35 Jahre Haftstrafe lautet das Urteil für den ehemaligen General Jesús Armando Arias Cabrales, welches der Oberste Gerichtshof von Bogotá am 24. Oktober in zweiter Instanz bestätigt hat. Schuldig ist der General für das Verschwindenlassen von fünf Menschen im Jahre 1985 bei der Rückeroberung des Justizpalastes. Die vier Zivilisten und eine Aufständische der einstigen Guerilla M-19 waren, wie Videoaufnahmen belegen, lebend aus dem Gerichtshof gerannt. Dennoch sind sie nie bei ihren Familien angekommen.

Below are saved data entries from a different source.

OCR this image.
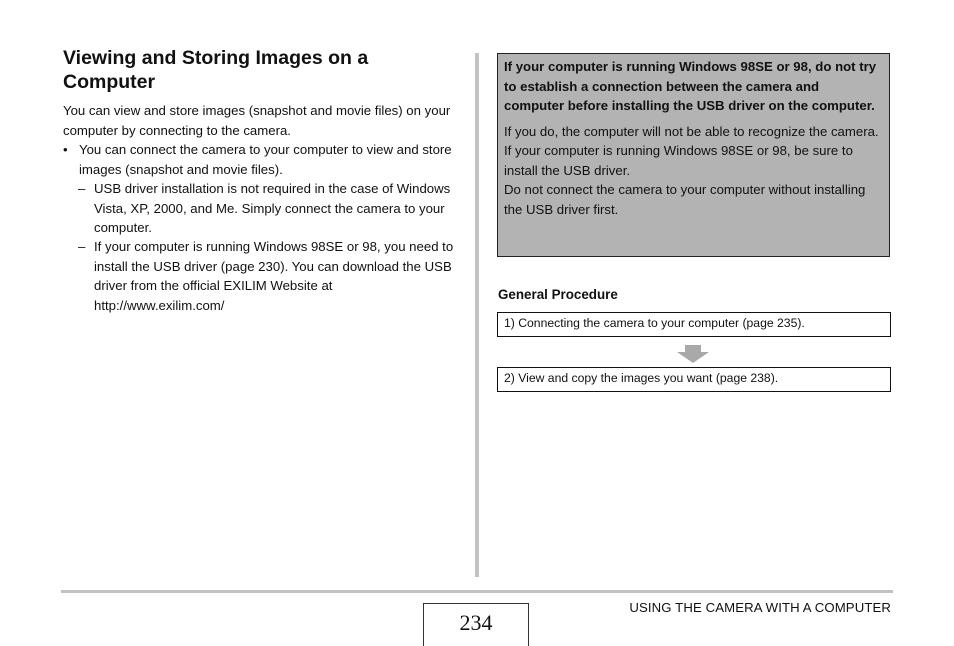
Viewing and Storing Images on a Computer

You can view and store images (snapshot and movie files) on your computer by connecting to the camera.

• You can connect the camera to your computer to view and store images (snapshot and movie files).
– USB driver installation is not required in the case of Windows Vista, XP, 2000, and Me. Simply connect the camera to your computer.
– If your computer is running Windows 98SE or 98, you need to install the USB driver (page 230). You can download the USB driver from the official EXILIM Website at http://www.exilim.com/

If your computer is running Windows 98SE or 98, do not try to establish a connection between the camera and computer before installing the USB driver on the computer.

If you do, the computer will not be able to recognize the camera.

If your computer is running Windows 98SE or 98, be sure to install the USB driver.

Do not connect the camera to your computer without installing the USB driver first.

General Procedure
1) Connecting the camera to your computer (page 235).
2) View and copy the images you want (page 238).
234
USING THE CAMERA WITH A COMPUTER
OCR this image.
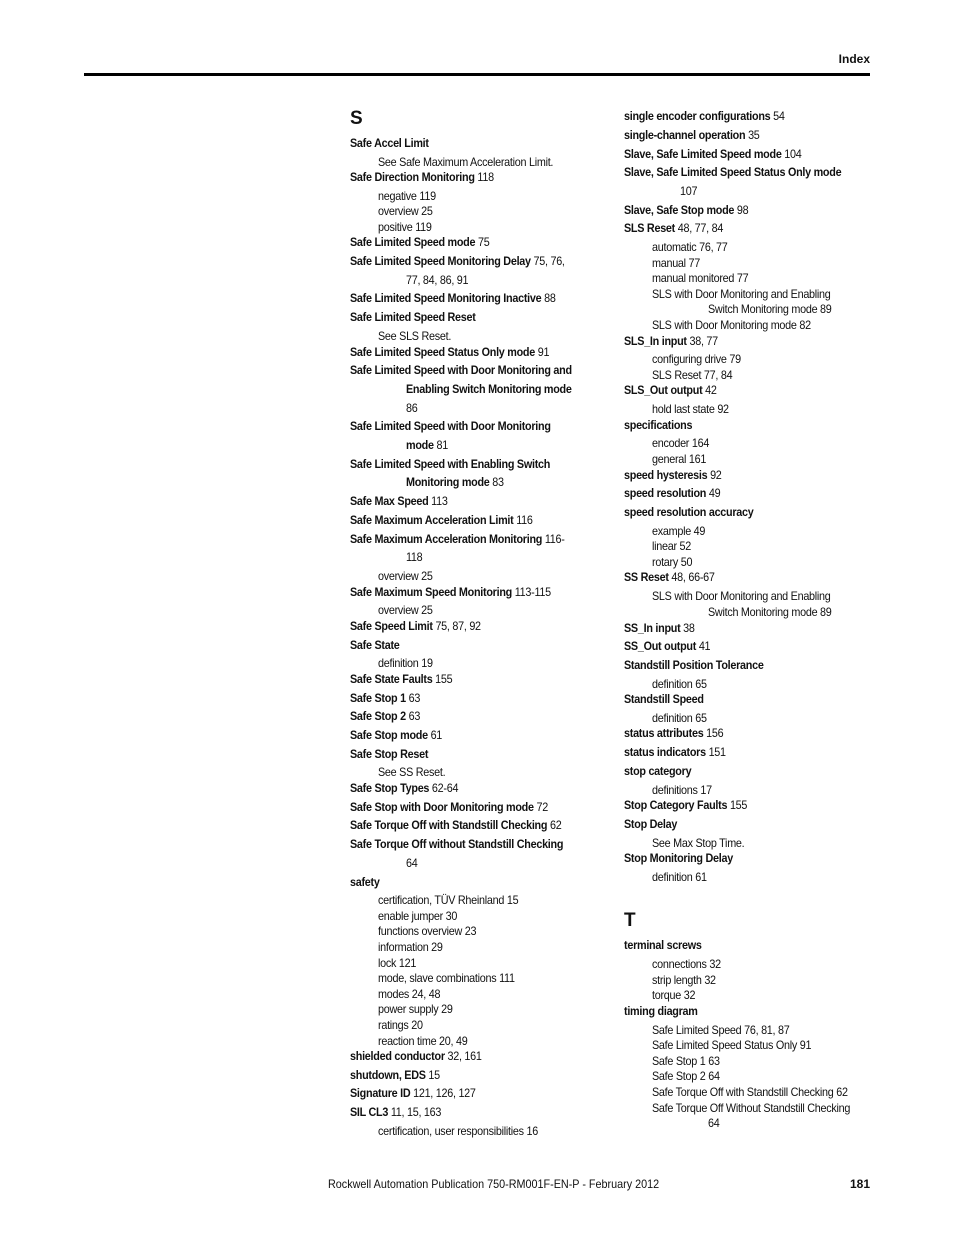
Index
S
Safe Accel Limit
See Safe Maximum Acceleration Limit.
Safe Direction Monitoring 118
negative 119
overview 25
positive 119
Safe Limited Speed mode 75
Safe Limited Speed Monitoring Delay 75, 76,
77, 84, 86, 91
Safe Limited Speed Monitoring Inactive 88
Safe Limited Speed Reset
See SLS Reset.
Safe Limited Speed Status Only mode 91
Safe Limited Speed with Door Monitoring and
Enabling Switch Monitoring mode
86
Safe Limited Speed with Door Monitoring
mode 81
Safe Limited Speed with Enabling Switch
Monitoring mode 83
Safe Max Speed 113
Safe Maximum Acceleration Limit 116
Safe Maximum Acceleration Monitoring 116-
118
overview 25
Safe Maximum Speed Monitoring 113-115
overview 25
Safe Speed Limit 75, 87, 92
Safe State
definition 19
Safe State Faults 155
Safe Stop 1 63
Safe Stop 2 63
Safe Stop mode 61
Safe Stop Reset
See SS Reset.
Safe Stop Types 62-64
Safe Stop with Door Monitoring mode 72
Safe Torque Off with Standstill Checking 62
Safe Torque Off without Standstill Checking
64
safety
certification, TÜV Rheinland 15
enable jumper 30
functions overview 23
information 29
lock 121
mode, slave combinations 111
modes 24, 48
power supply 29
ratings 20
reaction time 20, 49
shielded conductor 32, 161
shutdown, EDS 15
Signature ID 121, 126, 127
SIL CL3 11, 15, 163
certification, user responsibilities 16
single encoder configurations 54
single-channel operation 35
Slave, Safe Limited Speed mode 104
Slave, Safe Limited Speed Status Only mode
107
Slave, Safe Stop mode 98
SLS Reset 48, 77, 84
automatic 76, 77
manual 77
manual monitored 77
SLS with Door Monitoring and Enabling
Switch Monitoring mode 89
SLS with Door Monitoring mode 82
SLS_In input 38, 77
configuring drive 79
SLS Reset 77, 84
SLS_Out output 42
hold last state 92
specifications
encoder 164
general 161
speed hysteresis 92
speed resolution 49
speed resolution accuracy
example 49
linear 52
rotary 50
SS Reset 48, 66-67
SLS with Door Monitoring and Enabling
Switch Monitoring mode 89
SS_In input 38
SS_Out output 41
Standstill Position Tolerance
definition 65
Standstill Speed
definition 65
status attributes 156
status indicators 151
stop category
definitions 17
Stop Category Faults 155
Stop Delay
See Max Stop Time.
Stop Monitoring Delay
definition 61
T
terminal screws
connections 32
strip length 32
torque 32
timing diagram
Safe Limited Speed 76, 81, 87
Safe Limited Speed Status Only 91
Safe Stop 1 63
Safe Stop 2 64
Safe Torque Off with Standstill Checking 62
Safe Torque Off Without Standstill Checking
64
Rockwell Automation Publication 750-RM001F-EN-P - February 2012	181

Am 6. November 1985 hatte die Guerilla M-19 den Justizpalast gestürmt und 350 Gefangene genommen. Als am Tag darauf das Militär mit Panzern in den Justizpalast einfuhr und ihn zurückeroberte, kam es zu 98 Toten. Die fünf Verschwundenen im Gerichtsurteil gehören zu den 11 Opfern, die bekannt wurden als die „Verschwundenen aus der Cafeteria“. Der einstige General Alfonso Plazas Vega wurde für das Verschwindenlassen von zwei dieser Personen bereits zu 30 Jahre Haft verurteilt. Erst kürzlich kam ans Licht, dass das Militär mindestens drei Monate vor der Übernahme und der Rückübernahme Kenntnis von den Plänen der Aufständischen hatte. Eine vollkommene Aufklärung der Ereignisse fehlt bis heute.

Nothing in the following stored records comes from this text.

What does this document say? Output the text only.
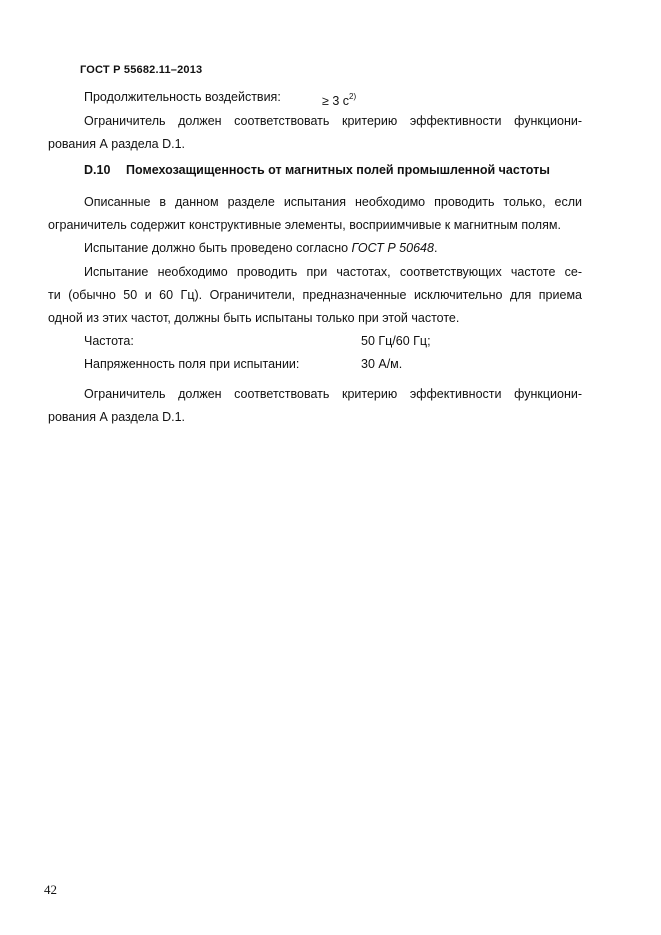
ГОСТ Р 55682.11–2013
Продолжительность воздействия:	≥ 3 $с^{2)}$
Ограничитель должен соответствовать критерию эффективности функциони-
рования А раздела D.1.
D.10 Помехозащищенность от магнитных полей промышленной частоты
Описанные в данном разделе испытания необходимо проводить только, если
ограничитель содержит конструктивные элементы, восприимчивые к магнитным полям.
Испытание должно быть проведено согласно ГОСТ Р 50648.
Испытание необходимо проводить при частотах, соответствующих частоте се-
ти (обычно 50 и 60 Гц). Ограничители, предназначенные исключительно для приема
одной из этих частот, должны быть испытаны только при этой частоте.
Частота:	50 Гц/60 Гц;
Напряженность поля при испытании:	30 А/м.
Ограничитель должен соответствовать критерию эффективности функциони-
рования А раздела D.1.
42
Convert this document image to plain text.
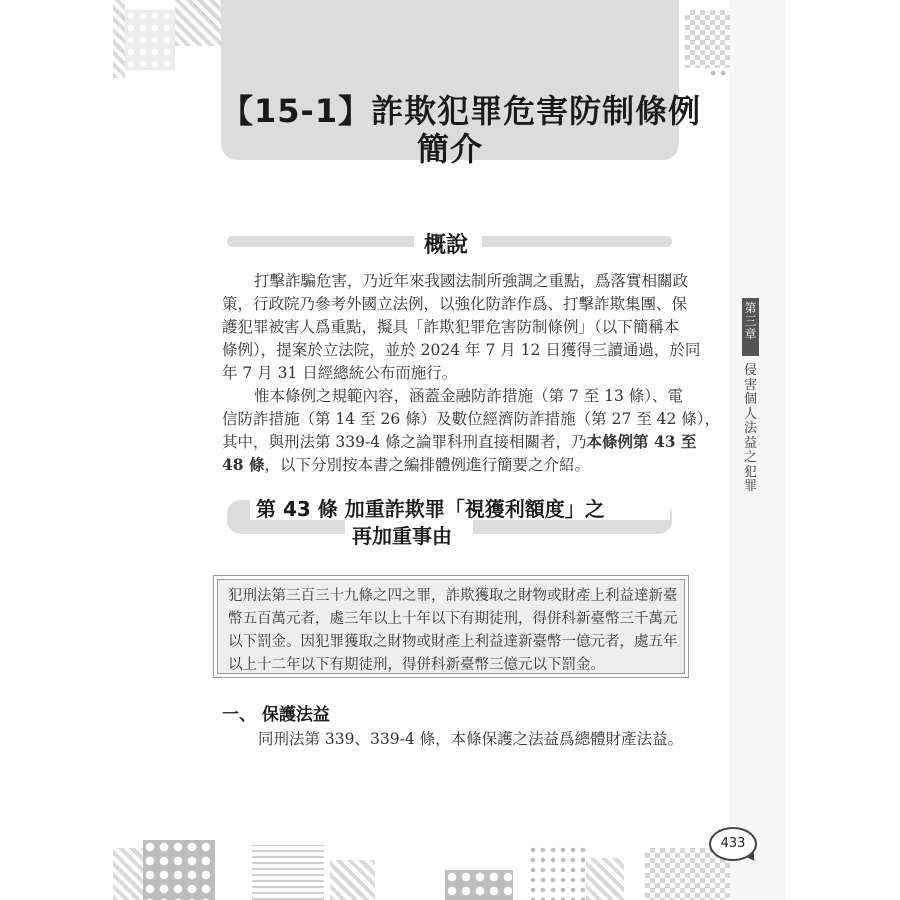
【15-1】詐欺犯罪危害防制條例
簡介
概說
打擊詐騙危害，乃近年來我國法制所強調之重點，爲落實相關政
策，行政院乃參考外國立法例，以強化防詐作爲、打擊詐欺集團、保
護犯罪被害人爲重點，擬具「詐欺犯罪危害防制條例」（以下簡稱本
條例），提案於立法院，並於 2024 年 7 月 12 日獲得三讀通過，於同
年 7 月 31 日經總統公布而施行。
惟本條例之規範內容，涵蓋金融防詐措施（第 7 至 13 條）、電
信防詐措施（第 14 至 26 條）及數位經濟防詐措施（第 27 至 42 條），
其中，與刑法第 339-4 條之論罪科刑直接相關者，乃本條例第 43 至
48 條，以下分別按本書之編排體例進行簡要之介紹。
第 43 條 加重詐欺罪「視獲利額度」之
再加重事由
犯刑法第三百三十九條之四之罪，詐欺獲取之財物或財產上利益達新臺
幣五百萬元者，處三年以上十年以下有期徒刑，得併科新臺幣三千萬元
以下罰金。因犯罪獲取之財物或財產上利益達新臺幣一億元者，處五年
以上十二年以下有期徒刑，得併科新臺幣三億元以下罰金。
一、 保護法益
同刑法第 339、339-4 條，本條保護之法益爲總體財產法益。
第
三
章
侵
害
個
人
法
益
之
犯
罪
433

http://www.colectivodeabogados.org/editorial/editorial-cajar/article/condena-contra-el-general-arias

 

Ermittlungen gegen 5749 Militärangehörige wegen Menschenrechtsverletzungen

In Kolumbien ist ein Dossier von über 100 Seiten an die Öffentlichkeit gelangt, in dem alle gerichtlichen Untersuchungen gegen Staatsangestellte seit dem Jahr 2000 aufgeführt sind. Auf Antrag des Kongressabgeordneten Alirio Uribe vom Polo hat die Staatsanwaltschaft das Dossier dem Kongress übergeben. Aus diesem Dossier geht hervor, dass die Staatsanwaltschaft zurzeit gegen 5749 Militär- und Polizeiangestellte ermittelt. Dabei geht es zum einen um schwere Menschenrechtsverletzungen und zum anderen um Verbindungen zu paramilitärischen Gruppierungen. Die Menschenrechtsverletzungen gehen von vorsätzlichen Tötungsdelikten, Zwangsvertreibungen, sexualisierter Gewalt, Verstössen gegen das humanitäre Völkerrecht und illegalen Abhörungen bis zu illegalen Machenschaften aus. Der Grossteil der Untersuchungen, nämlich 2121, betreffen das humanitäre Völkerrecht. Seit 2002 wurden bereits 817 Angestellte der Staatssicherheit verurteilt. 440 Fälle extralegaler Hinrichtungen laufen zurzeit bekannt unter dem Namen Falsos positivos.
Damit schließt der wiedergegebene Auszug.